Les brèves

La Capitale

Nicole Gnesotto, créée le 17-02-2019

"Je voudrais recommander un roman que je n’ai pas encore totalement fini mais que pour l’instant je trouve très réjouissant. C’est un roman de Robert Menasse qui est un écrivain viennois et non pas autrichien sorti en 2017 aux éditions verdier et qui a eu le prix du livre allemand cette même année. Ce roman s’appelle La Capitale et je crois que c’est le premier roman européen car la capitale c’est Bruxelles, capitale des institutions européennes. C’est un roman à la fois cocasse et un peu « thriller » parfois complètement déjanté sur la vie d’un haut fonctionnaire européen qui s’appelle Florian ( ça ne s’invente pas). C’est un roman à la fois très critique sur bon nombre de fonctionnement de l’Union. Mais c’est un roman très pro-européen sur une République européenne etc. Ça commence de façon très drôle : un cochon fou qui court dans toutes les rues de Bruxelles, qui renverse un Turc, lequel est sauvé par un Bruxellois et continue dans un échalas et quelqu’un se fait tuer dans un revolver. Le haut fonctionnaire qui est à sa fenêtre se met à réfléchir au rôle de l’union européenne dans le monde. "


Cet étrange nazi qui sauva mon père

Michaela Wiegel, créée le 17-02-2019

"Je voudrais recommander le livre de François Heisbroug, le spécialiste des relations internationales des questions de sécurité qui est un livre très personnel. Il s’intitule cet étrange nazi qui sauva mon père. Il traite de Franz von Hoiningen qui, je vous rassure, n’est pas très connu en Allemagne non plus. Il a sauvé des centaines de juifs et de résistants et, parmi eux, le père de François Heisbourg, Georges Heisbourg. C’est une étude très intéressante sur ce qu’appelle François Heisbourg, la banalité du bien, c’est à dire malgré tout des gens qui, dans un régime dictatorial, ont essayé, même en affichant en quelque sorte leur adhésion à ce régime, à faire quelque chose pour les autres. Ça se lit d’une traite. "
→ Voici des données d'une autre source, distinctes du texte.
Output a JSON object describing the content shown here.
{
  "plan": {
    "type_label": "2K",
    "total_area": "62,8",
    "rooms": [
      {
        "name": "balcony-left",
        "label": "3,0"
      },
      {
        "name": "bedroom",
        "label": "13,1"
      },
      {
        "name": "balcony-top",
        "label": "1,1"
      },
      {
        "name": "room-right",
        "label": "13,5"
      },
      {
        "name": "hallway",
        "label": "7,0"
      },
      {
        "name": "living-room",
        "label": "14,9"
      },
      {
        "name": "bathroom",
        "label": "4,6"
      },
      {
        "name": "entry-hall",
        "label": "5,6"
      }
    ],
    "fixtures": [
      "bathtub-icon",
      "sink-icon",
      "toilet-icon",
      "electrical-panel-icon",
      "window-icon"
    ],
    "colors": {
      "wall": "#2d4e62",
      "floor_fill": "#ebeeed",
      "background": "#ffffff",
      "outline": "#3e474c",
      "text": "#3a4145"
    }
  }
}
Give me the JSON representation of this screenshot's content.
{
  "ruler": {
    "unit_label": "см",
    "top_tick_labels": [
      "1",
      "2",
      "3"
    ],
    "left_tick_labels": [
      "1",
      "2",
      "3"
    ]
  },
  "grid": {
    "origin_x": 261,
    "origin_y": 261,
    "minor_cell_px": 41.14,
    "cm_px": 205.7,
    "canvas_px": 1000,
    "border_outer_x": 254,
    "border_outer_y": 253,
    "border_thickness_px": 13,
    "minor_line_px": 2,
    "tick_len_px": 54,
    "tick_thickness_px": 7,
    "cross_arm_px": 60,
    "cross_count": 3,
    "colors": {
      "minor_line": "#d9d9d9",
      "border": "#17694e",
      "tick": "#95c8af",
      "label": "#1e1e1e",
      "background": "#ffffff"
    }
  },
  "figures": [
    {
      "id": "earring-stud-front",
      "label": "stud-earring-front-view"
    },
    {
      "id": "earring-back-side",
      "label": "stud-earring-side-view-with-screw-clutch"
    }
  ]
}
Misbehaving. The Making of behavioral economics

Nicolas Baverez, créée le 17-02-2019

"Depuis 2008, on sait que les hypothèses d’efficience des marchés ou de rationalité des agents économique sont évidemment plus contestées. Il y a une école économique qui s’appelle : « l’économie comportementale ». Richard H. Taler est un des deux grands auteurs qui a réfléchi à cela. Le Seuil a publié en 2018, ce qui est un peu le traité de l’économie comportementale : Misbehaving et ça montre comment au-delà de la rationalité les passions jouent un rôle extrêmement important dans l’économie avec ce qui est le génie des anglo-saxons : des exemples concrets extrêmement drôles sur les jeux télévisés, sur le football américain. C’est de la bonne économie théorique et on ne s’ennuie pas. "


La ligue du LOL

Philippe Meyer, créée le 17-02-2019

"Je voudrais ouvrir la séquence des brèves avec un fait d’actualité. Les participants à la ligue du LOL; ceux qui à la naissance des réseaux sociaux les ont utilisés pour harceler hommes et femmes, s’en prendre à leur physique, ridiculiser leur travail en substituant l’injure à l’argument. Ceux qui les calomniaient, ceux qui arrivaient à truquer des photos pour les mettre dans des situations qui n’étaient pas extrêmement sexuellement flatteuses et tout autre chose du même genre que cela ont été à leur tour dénoncé, mis à pieds, licenciés et vilipendés sur Twitter et sur Facebook. Celui qui blessera par le réseau social sera blessé par le réseau social. Je crois qu’il n’y a rien à dire là-dessus et que peu de comportements sont aussi antipathiques que ceux de ces meutes. Les uns après les autres, les harceleurs se frappent la poitrine mais leurs employeurs - et je pense notamment à ces deux confrères que sont Libé et les Inrocks - ont été très rapides, très prompts à les licencier mais je me demande aussi si ces derniers n’auraient pas à réfléchir eux-mêmes à ce qui dans leur propre comportement institutionnel d’entreprise ne relevait pas de l’arrogance et de l’absence de respect d’autrui. J’ai en mémoire quelques articles : un article sur une actrice italienne, Ornella Muti qui était traitée de loukoum, un article sur Alain Resnais qui était traité de crétin… C’est peut être en se remémorant et parcourant leurs propres archives que, à leur tour, les employeurs de ces harceleurs pourraient peut être se rendre compte de ce qu’a été et de ce qu’est encore leur comportement. "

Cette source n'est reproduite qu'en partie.